1 (6oz) container Gills’ diced celery and onion blend
½ lb Italian turkey sausage
1 jar tomato marinara sauce
1 package lasagna pasta
½ cup olive oil
1½ cups fresh ricotta
1 bunch spinach
1 bag shredded mozzarella
½ cup shredded parmesan
salt and pepper to taste
- Begin by making your meat sauce or Bolognese. Using a small stock pot, heat olive oil to a medium high heat. Add turkey sausage – if cased remove the casing. Sear sausage until fully cooked and remove from the pot.
- Add diced celery and onions to the pot and cook until translucent. Use this opportunity to clean the pan with a wooden spatula. Once cooked through add a jar of your favorite tomato marina along with a pinch of salt and pepper.
- Next bring a pot of water to a boil and add pasta. Let cook briefly, just until they are al dente. Cool down and coat with some olive oil.
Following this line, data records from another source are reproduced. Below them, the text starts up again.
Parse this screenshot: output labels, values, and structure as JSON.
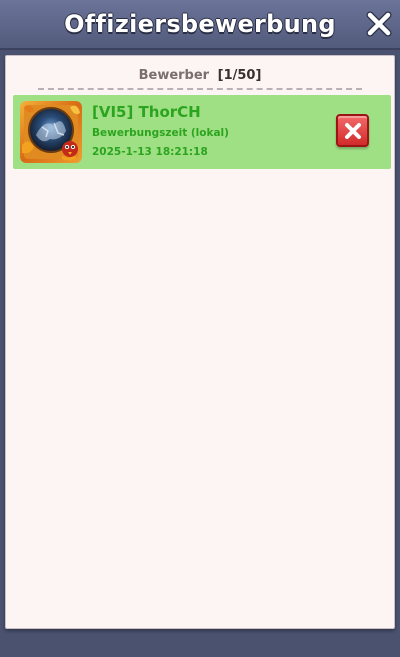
{
  "header": {
    "title": "Offiziersbewerbung",
    "close_icon": "close-icon"
  },
  "applicants": {
    "label": "Bewerber",
    "count": "[1/50]"
  },
  "list": [
    {
      "name": "[VI5] ThorCH",
      "time_label": "Bewerbungszeit (lokal)",
      "timestamp": "2025-1-13 18:21:18",
      "avatar_icon": "player-avatar",
      "reject_icon": "reject-x-icon",
      "row_color": "#9fe085",
      "text_color": "#2ca41f"
    }
  ],
  "colors": {
    "background": "#4a5270",
    "titlebar": "#5e6789",
    "panel": "#fdf4f4",
    "reject_button": "#e04444"
  }
}
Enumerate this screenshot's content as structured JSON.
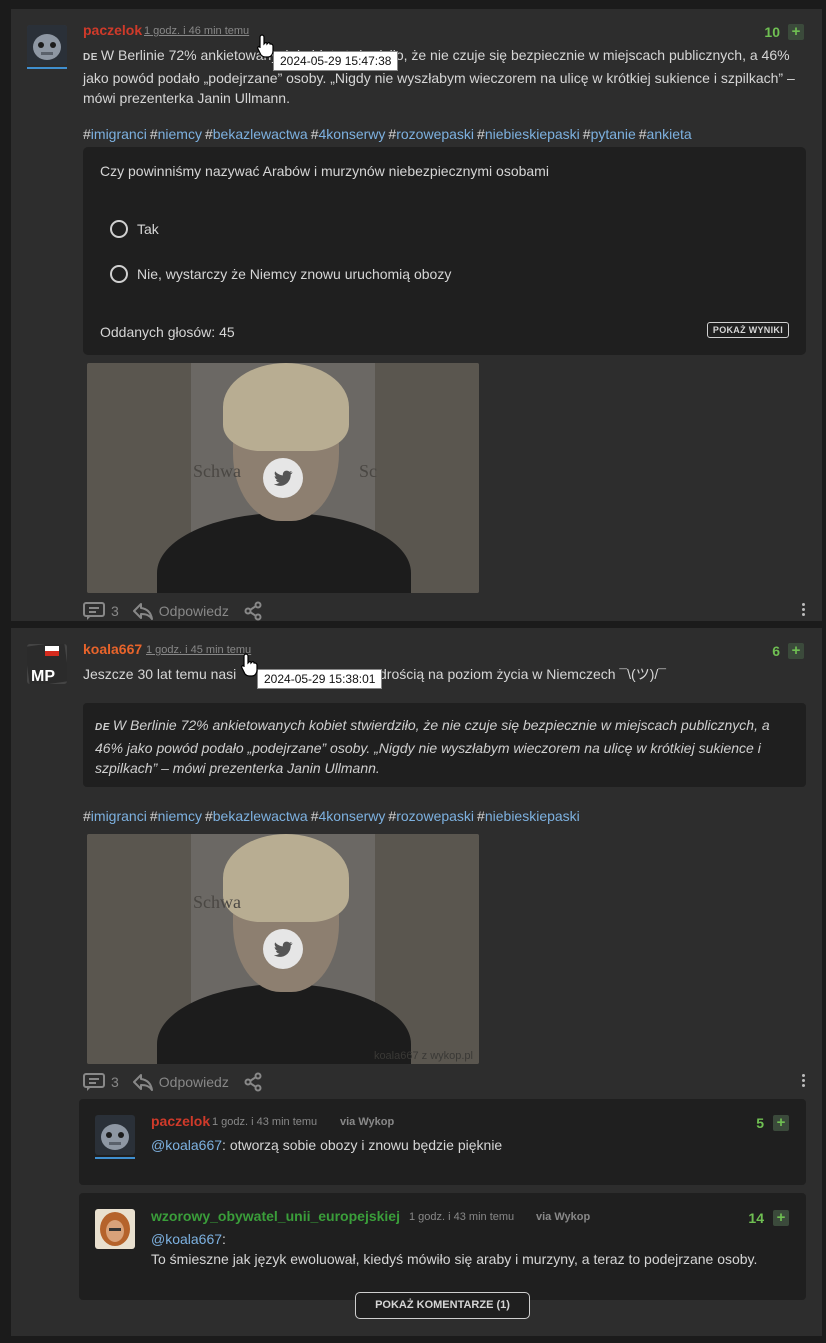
{
  "posts": [
    {
      "author": "paczelok",
      "time": "1 godz. i 46 min temu",
      "tooltip": "2024-05-29 15:47:38",
      "score": "10",
      "plus": "+",
      "lang": "DE",
      "body": "W Berlinie 72% ankietowanych kobiet stwierdziło, że nie czuje się bezpiecznie w miejscach publicznych, a 46% jako powód podało „podejrzane” osoby. „Nigdy nie wyszłabym wieczorem na ulicę w krótkiej sukience i szpilkach” – mówi prezenterka Janin Ullmann.",
      "tags": [
        "imigranci",
        "niemcy",
        "bekazlewactwa",
        "4konserwy",
        "rozowepaski",
        "niebieskiepaski",
        "pytanie",
        "ankieta"
      ],
      "poll": {
        "question": "Czy powinniśmy nazywać Arabów i murzynów niebezpiecznymi osobami",
        "options": [
          "Tak",
          "Nie, wystarczy że Niemcy znowu uruchomią obozy"
        ],
        "votes_label": "Oddanych głosów: 45",
        "results_button": "POKAŻ WYNIKI"
      },
      "comments_count": "3",
      "reply_label": "Odpowiedz"
    },
    {
      "author": "koala667",
      "time": "1 godz. i 45 min temu",
      "tooltip": "2024-05-29 15:38:01",
      "score": "6",
      "plus": "+",
      "body_visible_left": "Jeszcze 30 lat temu nasi",
      "body_visible_right": "drością na poziom życia w Niemczech ¯\\(ツ)/¯",
      "quote_lang": "DE",
      "quote": "W Berlinie 72% ankietowanych kobiet stwierdziło, że nie czuje się bezpiecznie w miejscach publicznych, a 46% jako powód podało „podejrzane” osoby. „Nigdy nie wyszłabym wieczorem na ulicę w krótkiej sukience i szpilkach” – mówi prezenterka Janin Ullmann.",
      "tags": [
        "imigranci",
        "niemcy",
        "bekazlewactwa",
        "4konserwy",
        "rozowepaski",
        "niebieskiepaski"
      ],
      "watermark": "koala667 z wykop.pl",
      "comments_count": "3",
      "reply_label": "Odpowiedz"
    }
  ],
  "embed": {
    "text_left": "Schwa",
    "text_right": "Sc"
  },
  "replies": [
    {
      "author": "paczelok",
      "time": "1 godz. i 43 min temu",
      "via": "via Wykop",
      "score": "5",
      "plus": "+",
      "mention": "@koala667",
      "text": ": otworzą sobie obozy i znowu będzie pięknie"
    },
    {
      "author": "wzorowy_obywatel_unii_europejskiej",
      "time": "1 godz. i 43 min temu",
      "via": "via Wykop",
      "score": "14",
      "plus": "+",
      "mention": "@koala667",
      "text_colon": ":",
      "text": "To śmieszne jak język ewoluował, kiedyś mówiło się araby i murzyny, a teraz to podejrzane osoby."
    }
  ],
  "more_comments": "POKAŻ KOMENTARZE (1)",
  "colors": {
    "accent_green": "#6fbf52",
    "tag_blue": "#7db1e0",
    "author_red": "#cf3a2a",
    "author_orange": "#e8642b",
    "author_green": "#3a9e3a"
  }
}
- Preheat oven to 375 degrees F
- Next gather a deep casserole dish and grease well. Place a spoon full of sauce at the base. Repeat layering of pasta, sauce, ricotta and spinach into the casserole dish in this order until dish is completely full. Finish the top of the lasagna with fresh mozzarella and a sprinkle of oregano.
- Bake lasagna for 25 minutes or until sauce is bubbling, let cool 5 minutes, top with parmesan and serve!